Non-market food Practices do things markets don’t: On the production and distribution of food that’s not for sale in Northern New England.

Sam Bliss

Researchers often portray food charity as a regrettable Band-Aid and food self-provisioning as a coping mechanism for the poor or a hobby for the well-off. Yet people produce and distribute food that is not for sale for many reasons, including because these non-market practices serve functions in society that markets cannot imitate: nourishment for the moneyless, production that is enjoyable, rescuing edible-but-not-sellable food, and resilient more-than-human relationships. Whereas markets send food toward money rather than hunger and coerce farmers to prioritize financial viability, non-market food practices mend holes in the social fabric torn by the commodification of everyday life.

The ecological-economic possibilities of a non-rapid energy transition.

Dario Sebastian Pavon Diaz

John Mulrow   Additional Authors: Kendrick Hardaway; Miriam Stevens, Thomas Maani

With signs and symptoms of climate change continuing to worsen, it is widely accepted that A) our economic systems must shift away from carbon-emitting sources of energy and B) this transition must be rapid. In 2022, the US Congress passed two major spending bills aimed at facilitating such a transition through the expansion of renewable energy and electric vehicle charging infrastructure. While plenty of studies show that a rapid energy transition is both physically possible and environmentally justified, the speed of this transition is rarely examined for its secondary economic effects. Based on previous studies we have shown that the higher the speed of the transition, the greater the extractive capacity (materials per unit time) would be needed. We are thus motivated to ask: What are the ecological possibilities of a non-rapid transition?
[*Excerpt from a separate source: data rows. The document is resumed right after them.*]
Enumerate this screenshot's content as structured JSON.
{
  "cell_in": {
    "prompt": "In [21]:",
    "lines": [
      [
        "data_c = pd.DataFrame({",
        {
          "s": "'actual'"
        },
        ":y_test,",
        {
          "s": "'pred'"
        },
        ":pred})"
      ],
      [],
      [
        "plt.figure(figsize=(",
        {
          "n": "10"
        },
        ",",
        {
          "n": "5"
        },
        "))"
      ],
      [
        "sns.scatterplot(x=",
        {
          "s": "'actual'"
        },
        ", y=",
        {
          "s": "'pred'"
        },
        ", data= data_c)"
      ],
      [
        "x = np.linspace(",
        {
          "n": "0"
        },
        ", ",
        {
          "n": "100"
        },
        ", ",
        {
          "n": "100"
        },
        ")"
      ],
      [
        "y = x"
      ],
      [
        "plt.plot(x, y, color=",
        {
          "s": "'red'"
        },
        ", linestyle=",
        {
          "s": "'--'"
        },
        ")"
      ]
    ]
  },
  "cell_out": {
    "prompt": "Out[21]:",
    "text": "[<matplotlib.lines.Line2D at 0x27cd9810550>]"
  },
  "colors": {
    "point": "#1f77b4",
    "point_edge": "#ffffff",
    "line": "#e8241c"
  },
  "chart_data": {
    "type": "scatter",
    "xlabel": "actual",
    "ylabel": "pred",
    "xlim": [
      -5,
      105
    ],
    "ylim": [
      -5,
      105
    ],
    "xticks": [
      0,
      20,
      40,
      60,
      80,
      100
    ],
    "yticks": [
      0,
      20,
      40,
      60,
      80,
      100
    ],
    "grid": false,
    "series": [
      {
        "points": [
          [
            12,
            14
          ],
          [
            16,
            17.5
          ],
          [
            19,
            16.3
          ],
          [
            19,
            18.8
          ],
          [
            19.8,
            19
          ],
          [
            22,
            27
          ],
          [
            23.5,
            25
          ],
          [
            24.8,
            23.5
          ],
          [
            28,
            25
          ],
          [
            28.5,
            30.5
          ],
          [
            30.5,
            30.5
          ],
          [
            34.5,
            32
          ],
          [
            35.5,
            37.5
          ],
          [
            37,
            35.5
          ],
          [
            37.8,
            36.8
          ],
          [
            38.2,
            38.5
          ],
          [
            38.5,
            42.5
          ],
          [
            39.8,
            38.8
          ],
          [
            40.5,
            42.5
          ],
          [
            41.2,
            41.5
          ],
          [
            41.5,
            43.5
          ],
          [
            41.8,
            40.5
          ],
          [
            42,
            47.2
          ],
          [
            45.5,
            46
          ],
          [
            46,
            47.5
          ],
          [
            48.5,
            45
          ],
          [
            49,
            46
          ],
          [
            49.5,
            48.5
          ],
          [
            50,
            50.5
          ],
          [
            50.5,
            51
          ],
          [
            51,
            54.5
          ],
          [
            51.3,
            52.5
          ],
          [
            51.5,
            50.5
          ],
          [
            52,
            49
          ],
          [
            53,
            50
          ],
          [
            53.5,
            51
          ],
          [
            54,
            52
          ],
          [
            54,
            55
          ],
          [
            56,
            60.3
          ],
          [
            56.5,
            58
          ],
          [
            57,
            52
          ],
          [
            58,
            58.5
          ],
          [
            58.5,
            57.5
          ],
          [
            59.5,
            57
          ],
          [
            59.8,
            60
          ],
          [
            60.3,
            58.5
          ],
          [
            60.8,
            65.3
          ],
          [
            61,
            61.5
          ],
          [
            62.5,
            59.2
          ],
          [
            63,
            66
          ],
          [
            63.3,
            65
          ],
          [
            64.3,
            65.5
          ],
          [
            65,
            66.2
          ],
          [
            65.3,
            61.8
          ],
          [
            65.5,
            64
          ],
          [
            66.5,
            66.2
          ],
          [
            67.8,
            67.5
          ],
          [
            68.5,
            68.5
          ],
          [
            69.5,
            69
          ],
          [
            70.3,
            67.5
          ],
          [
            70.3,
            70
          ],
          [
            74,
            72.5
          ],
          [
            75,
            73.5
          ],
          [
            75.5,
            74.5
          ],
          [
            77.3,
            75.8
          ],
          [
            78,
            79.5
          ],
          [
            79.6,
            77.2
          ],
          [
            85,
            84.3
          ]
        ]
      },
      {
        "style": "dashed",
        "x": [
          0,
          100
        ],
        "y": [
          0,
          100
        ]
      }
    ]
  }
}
We first establish a method for defining and measuring the extraction rates required to enable a rapid transition of vehicle fueling and electricity generation/transmission infrastructure. Here, we build on our existing work forecasting EV infrastructure scale-up requirements. Then we pair this information with existing data on material intensities and established knowledge about the useful life of various critical material extraction facilities, providing an estimate of the total resource extraction enabled by the transition. We build a probabilistic model of the total material footprint enabled by the energy transition, meant as a proof of concept regarding the importance of the energy infrastructure transition rate. 

Accepting a rapid transition may lead to an unsustainable level of demand lock-in, compared to a slower one. It could also lead to further delays in taking united, global-scale policy action to set and enforce resource demand limits. These second-order effects alone represent reasons to be skeptical, not about the need for energy transition, but about its rapidity.